Cheniere: growth and leverage in 2025
Cheniere Energy today
Cheniere Energy
As of 3:58 pm ET
- 52 week range
- $152.31
▼
$228.10
- Dividend yield
- 0.89%
- P/E ratio
- 14.38
- Target price
- $225.00
Cheniere New York Stock Exchange: LNG is the largest exporter of natural gas in the United States, with revenue expected to grow nearly 20% in 2025. Analysts tracked by MarketBeat also forecast solid earnings but expect deep year-over-year declines due to capital spending projects, including the completion of Corpus Christie Phase 3. That impact will quickly fade, leaving the company with increased capacity and improved earnings , which will allow you to maintain a healthy balance sheet and return on capital.
Cheniere’s capital return prospects are robust, including dividends and share repurchases. The dividend yield is low, around 0.9%, and the stock trades at around 18 times earnings, but it is reliable, the distribution is expected to grow, and share repurchases are significant. Share repurchases reduced average dilution by 6.2% in the third quarter and by 5.6% for the first nine months of fiscal 2024. On the balance sheet, improved cash flow allows debt to be reduced, leaving long-term debt leverage at 2.4x and equity increasing. by 3.65%.
Analysts rate the stock a Moderate Buy and raise their 2025 price targets. Consensus implies a fair value close to early January prices, but it has risen 35% over the past twelve months, with the revision bringing it to $260. A move towards $260 provides 35% upside potential from critical resistance levels.

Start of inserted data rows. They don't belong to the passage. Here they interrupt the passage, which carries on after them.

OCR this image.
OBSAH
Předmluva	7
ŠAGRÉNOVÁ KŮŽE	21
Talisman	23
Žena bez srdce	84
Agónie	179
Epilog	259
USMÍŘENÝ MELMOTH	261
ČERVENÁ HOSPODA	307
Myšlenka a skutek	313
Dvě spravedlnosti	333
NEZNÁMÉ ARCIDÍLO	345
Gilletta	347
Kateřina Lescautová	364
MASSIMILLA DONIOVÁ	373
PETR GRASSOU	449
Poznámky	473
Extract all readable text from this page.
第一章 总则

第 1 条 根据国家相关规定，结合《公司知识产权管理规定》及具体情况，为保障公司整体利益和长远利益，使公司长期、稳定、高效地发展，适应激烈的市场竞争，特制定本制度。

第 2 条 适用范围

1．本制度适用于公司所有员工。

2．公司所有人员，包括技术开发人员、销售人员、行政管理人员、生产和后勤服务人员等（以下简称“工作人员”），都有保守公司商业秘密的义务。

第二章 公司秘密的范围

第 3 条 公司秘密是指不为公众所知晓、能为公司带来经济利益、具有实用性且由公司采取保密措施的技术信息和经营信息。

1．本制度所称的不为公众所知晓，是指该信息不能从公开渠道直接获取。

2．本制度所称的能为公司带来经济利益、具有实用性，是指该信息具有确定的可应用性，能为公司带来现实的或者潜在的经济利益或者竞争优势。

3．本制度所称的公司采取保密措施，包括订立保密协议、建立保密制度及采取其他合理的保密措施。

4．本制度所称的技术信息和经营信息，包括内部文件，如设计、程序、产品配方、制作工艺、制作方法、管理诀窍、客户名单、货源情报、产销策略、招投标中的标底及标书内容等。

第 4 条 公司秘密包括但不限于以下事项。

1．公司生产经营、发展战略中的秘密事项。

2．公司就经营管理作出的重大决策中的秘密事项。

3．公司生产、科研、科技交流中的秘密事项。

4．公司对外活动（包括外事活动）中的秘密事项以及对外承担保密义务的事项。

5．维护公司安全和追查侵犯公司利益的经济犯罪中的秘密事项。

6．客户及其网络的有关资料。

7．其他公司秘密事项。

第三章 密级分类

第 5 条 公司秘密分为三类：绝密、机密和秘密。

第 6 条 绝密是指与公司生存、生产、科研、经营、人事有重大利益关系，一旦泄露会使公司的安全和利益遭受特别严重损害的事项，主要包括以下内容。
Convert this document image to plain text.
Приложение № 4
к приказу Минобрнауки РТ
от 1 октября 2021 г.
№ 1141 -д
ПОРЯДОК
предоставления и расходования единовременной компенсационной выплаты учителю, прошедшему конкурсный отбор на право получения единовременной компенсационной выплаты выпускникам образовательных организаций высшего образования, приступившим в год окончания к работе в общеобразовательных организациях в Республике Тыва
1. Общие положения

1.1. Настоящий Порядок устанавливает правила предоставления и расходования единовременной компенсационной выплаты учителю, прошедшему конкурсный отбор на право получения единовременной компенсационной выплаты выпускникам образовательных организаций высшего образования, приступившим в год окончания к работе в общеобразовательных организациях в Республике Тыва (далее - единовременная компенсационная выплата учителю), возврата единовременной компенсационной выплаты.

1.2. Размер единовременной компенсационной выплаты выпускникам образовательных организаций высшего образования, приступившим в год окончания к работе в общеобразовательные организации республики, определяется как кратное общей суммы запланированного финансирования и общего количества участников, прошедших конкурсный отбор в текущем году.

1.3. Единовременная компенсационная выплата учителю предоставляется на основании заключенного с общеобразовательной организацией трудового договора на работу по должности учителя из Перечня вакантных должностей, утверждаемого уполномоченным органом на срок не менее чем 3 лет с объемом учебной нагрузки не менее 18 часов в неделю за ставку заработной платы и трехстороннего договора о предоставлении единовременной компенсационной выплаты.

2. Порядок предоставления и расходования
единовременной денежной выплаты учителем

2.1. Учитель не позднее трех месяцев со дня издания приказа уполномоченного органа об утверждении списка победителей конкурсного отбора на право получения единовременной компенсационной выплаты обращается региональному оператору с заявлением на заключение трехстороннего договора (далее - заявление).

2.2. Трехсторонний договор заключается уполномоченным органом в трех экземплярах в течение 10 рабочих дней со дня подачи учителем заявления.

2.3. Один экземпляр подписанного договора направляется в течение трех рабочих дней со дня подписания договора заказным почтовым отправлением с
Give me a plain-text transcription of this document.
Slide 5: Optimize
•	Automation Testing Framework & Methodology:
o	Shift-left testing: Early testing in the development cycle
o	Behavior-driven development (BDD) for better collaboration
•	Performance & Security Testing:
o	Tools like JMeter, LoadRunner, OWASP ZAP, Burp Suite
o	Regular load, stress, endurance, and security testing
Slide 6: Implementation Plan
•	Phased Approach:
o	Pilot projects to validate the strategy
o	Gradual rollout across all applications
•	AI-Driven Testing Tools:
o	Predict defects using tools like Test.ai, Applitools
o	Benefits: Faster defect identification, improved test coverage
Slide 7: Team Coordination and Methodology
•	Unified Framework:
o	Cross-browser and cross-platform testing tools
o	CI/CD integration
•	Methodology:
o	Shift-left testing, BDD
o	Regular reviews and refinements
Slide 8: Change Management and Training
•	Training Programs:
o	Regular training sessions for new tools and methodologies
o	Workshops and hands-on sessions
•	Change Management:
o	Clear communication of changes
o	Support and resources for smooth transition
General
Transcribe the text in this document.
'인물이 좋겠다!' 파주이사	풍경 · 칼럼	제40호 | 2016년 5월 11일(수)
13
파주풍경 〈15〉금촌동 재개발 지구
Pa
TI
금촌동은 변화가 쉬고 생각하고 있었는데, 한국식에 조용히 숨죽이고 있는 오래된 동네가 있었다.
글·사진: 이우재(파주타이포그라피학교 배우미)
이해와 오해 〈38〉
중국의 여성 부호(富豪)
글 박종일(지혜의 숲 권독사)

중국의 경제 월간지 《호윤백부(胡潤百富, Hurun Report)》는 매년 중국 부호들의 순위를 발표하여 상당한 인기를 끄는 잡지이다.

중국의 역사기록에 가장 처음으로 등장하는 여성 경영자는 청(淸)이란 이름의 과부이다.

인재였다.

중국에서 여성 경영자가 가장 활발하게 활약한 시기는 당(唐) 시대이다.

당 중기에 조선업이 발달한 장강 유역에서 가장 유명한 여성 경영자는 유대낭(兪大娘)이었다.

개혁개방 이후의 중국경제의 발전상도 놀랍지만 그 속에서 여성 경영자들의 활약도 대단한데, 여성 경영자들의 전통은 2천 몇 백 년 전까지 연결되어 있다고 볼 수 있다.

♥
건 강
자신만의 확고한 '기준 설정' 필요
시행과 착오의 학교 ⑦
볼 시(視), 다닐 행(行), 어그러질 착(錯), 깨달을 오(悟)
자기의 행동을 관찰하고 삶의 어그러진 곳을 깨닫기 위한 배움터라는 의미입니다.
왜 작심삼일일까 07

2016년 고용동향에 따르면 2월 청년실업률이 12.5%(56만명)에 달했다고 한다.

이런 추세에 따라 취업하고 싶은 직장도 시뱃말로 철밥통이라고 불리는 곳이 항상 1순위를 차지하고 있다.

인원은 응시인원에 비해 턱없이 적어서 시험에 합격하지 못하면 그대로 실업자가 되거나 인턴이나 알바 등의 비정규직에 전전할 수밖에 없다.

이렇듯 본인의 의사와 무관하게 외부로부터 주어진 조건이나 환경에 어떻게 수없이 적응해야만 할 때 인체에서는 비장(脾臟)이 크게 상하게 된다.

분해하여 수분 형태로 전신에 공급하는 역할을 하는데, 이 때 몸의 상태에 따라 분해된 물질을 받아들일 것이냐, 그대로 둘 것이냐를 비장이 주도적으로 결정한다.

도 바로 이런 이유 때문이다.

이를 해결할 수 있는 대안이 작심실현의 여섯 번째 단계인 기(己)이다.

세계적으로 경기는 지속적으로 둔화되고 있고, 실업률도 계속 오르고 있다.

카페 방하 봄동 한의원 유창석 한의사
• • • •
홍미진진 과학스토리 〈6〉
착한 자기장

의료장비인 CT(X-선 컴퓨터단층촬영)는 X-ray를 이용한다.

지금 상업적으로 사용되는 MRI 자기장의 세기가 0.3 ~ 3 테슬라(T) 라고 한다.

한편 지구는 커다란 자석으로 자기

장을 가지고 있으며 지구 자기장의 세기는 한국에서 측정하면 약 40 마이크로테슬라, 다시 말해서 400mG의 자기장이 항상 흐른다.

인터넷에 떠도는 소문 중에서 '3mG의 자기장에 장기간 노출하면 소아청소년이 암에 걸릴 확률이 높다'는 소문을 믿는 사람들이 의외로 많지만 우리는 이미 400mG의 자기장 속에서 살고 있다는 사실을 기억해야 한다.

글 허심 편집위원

High-yield Kinder Morgan rises on forecasts
Kinder Morgan today
Morgan’s children
As of 3:58 pm ET
- 52 week range
- $16.47
▼
$28.81
- Dividend yield
- 4.07%
- P/E ratio
- 24.81
- Target price
- $26.25
Morgan’s children New York Stock Exchange: KMI is well positioned for the LNG boom in 2025 as an intermediary connecting U.S. natural gas producers to end markets, including export terminals. To support them, the company operates approximately 79,000 miles of pipelines, liquefaction, storage and distribution terminals. Its revenues and earnings are linked not so much to the price of LNG, but rather to the volume of gas transported, which is growing. Volume is increasing due to increased demand, acquisitions and capital projects and is expected to continue to grow over the next several years.
Analyst sentiment is driving KMI stock prices higher. Consensus lagged the market in early January, but has risen over 30% over the past twelve months, with revisions pushing it into the mid-30s. A move towards the mid-30s would represent a 25% gain from the critical target resistance level.
ETF investors should turn to AMLP
Alerian MLP ETF Today
As of 4:10 p.m. ET
- 52 week range
- $42.25
▼
$51.47
- Dividend yield
- 5.92%
- Assets under management
- $9.74 billion
ETF investors also have options. Alerian MLP ETF NYSEARCA:AMLP targets US LNG intermediaries and generates high returns.
At the beginning of 2025, the dividend distribution will be more than 7.5%, with payouts and share buybacks expected to increase.
The technical action is also promising, with shares rising. The price action in 2024 has the market testing resistance at the long-term high, which is likely to be broken in early 2025.